Lacking Work Productivity? Try These 6 Tips

March 14, 2012  |  

Any successful business professional knows that time management is key to a thriving and lucrative company or business venture. But for those newbies in the business realm, learning how to manage your time and stay productive may be an elusive art. Fast Company offers up a quick Time Management 101 lesson for aspiring entrepreneurs.

Number One: Stay away from the email trap. Jonathan Greechan, a partner at an accelerator program tells Fast Company that email is his worst enemy.

“Keeping email open all day is the quickest way to kill your productivity,” he said.

To stay on track, Greechen only checks his email three times a day.

“First thing in the morning I glance over most emails and address only the critical ones. Midday I check progress on the critical emails I addressed in the morning. And before I go to sleep my main goal is to clear volume and smaller or menial tasks. On especially busy days I only check twice a day, cutting out the midday scrub.”

Delayed email responses can also be more effective. It gives people unnecessarily dependent on your response a chance to find independence and solve problems on their own while you deal with more pressing matters.

Number Two: Identify your top priorities for the week. If you focus on what’s really important, than you often work more quickly and efficiently.

Number Three: Know your productivity limits. If you know your limits as well as the limits of those who work with you, you’ll find your work levels and results will stay constant.

“I had an employee that would produce the maximum amount on 55 hours a week. The rest of us had to work 80 hours to get done what he did in 55; but if he worked more than 55, his total productivity started to drop,” Troy Henifkoff, chief executive officer of Chicago’s Excelerate Labs said to Fast Company.

Henikoff also cautions that “urgent” must not be confused with “important.”

“It is easy to get sucked into all those urgent issues, but you really should be prioritizing by what is most important,” he said.

Number Four: Take breaks.

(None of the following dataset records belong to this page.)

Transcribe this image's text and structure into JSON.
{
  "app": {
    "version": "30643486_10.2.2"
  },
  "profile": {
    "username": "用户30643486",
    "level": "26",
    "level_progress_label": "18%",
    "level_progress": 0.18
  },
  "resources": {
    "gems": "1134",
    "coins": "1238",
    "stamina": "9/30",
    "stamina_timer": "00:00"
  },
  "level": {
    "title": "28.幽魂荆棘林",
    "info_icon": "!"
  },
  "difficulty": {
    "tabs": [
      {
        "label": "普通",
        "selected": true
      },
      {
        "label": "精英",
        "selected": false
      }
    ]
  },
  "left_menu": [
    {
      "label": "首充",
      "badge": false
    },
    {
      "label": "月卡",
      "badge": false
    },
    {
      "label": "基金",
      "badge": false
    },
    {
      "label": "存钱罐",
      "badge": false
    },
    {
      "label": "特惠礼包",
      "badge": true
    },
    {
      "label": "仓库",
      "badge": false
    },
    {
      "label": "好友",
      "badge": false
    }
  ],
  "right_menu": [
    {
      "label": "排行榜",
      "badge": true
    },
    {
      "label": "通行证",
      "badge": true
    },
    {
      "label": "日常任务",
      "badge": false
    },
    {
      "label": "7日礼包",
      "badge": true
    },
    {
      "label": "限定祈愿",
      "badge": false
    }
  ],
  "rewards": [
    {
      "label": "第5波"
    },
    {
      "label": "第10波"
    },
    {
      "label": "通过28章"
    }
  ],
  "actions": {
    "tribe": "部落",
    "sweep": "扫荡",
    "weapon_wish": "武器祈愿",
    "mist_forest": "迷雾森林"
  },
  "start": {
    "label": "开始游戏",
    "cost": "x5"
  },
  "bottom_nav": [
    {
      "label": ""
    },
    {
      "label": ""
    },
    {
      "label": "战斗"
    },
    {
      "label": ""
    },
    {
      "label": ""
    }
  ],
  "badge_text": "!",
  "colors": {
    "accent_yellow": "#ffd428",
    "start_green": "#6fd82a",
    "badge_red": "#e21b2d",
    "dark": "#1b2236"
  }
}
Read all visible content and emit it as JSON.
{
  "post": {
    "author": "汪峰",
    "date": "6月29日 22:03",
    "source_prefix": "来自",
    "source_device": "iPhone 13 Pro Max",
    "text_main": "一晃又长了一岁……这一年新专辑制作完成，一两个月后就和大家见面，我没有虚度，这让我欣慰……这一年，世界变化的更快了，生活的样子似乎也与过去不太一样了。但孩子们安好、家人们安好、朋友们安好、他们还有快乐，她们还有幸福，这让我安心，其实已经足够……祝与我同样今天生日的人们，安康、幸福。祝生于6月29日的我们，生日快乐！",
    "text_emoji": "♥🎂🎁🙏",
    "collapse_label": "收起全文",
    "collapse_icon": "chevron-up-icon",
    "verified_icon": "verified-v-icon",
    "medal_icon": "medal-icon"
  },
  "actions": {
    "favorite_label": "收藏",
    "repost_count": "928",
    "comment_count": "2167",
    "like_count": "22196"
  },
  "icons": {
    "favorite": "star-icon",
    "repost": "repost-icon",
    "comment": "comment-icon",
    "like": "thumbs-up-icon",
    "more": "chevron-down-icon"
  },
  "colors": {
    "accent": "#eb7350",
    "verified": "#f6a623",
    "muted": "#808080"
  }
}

Breaks help you avoid burnout. Don’t overlook the value of resting to help redevelop your creative energy.

Number Five: Don’t be afraid to skip meetings. Once the balls gets going in your company, countless people will want to meet with you to form partnerships, mentorships and opportunities. Taking every meeting that pops up can end up being more distracting than productive. Not only should you make sure each meeting is important, try to keep them no longer than 30 minutes. Spending all day on a meaningless meeting is a day of wasted time.

Lastly, the number six tip is to learn when to say no. When you first get your business started excitement and inexperience may lead you to want to say yes to every deal and every opportunity. But learning to say no to offers you feel aren’t right for your business is a valuable skill that will influence the health and life of your career.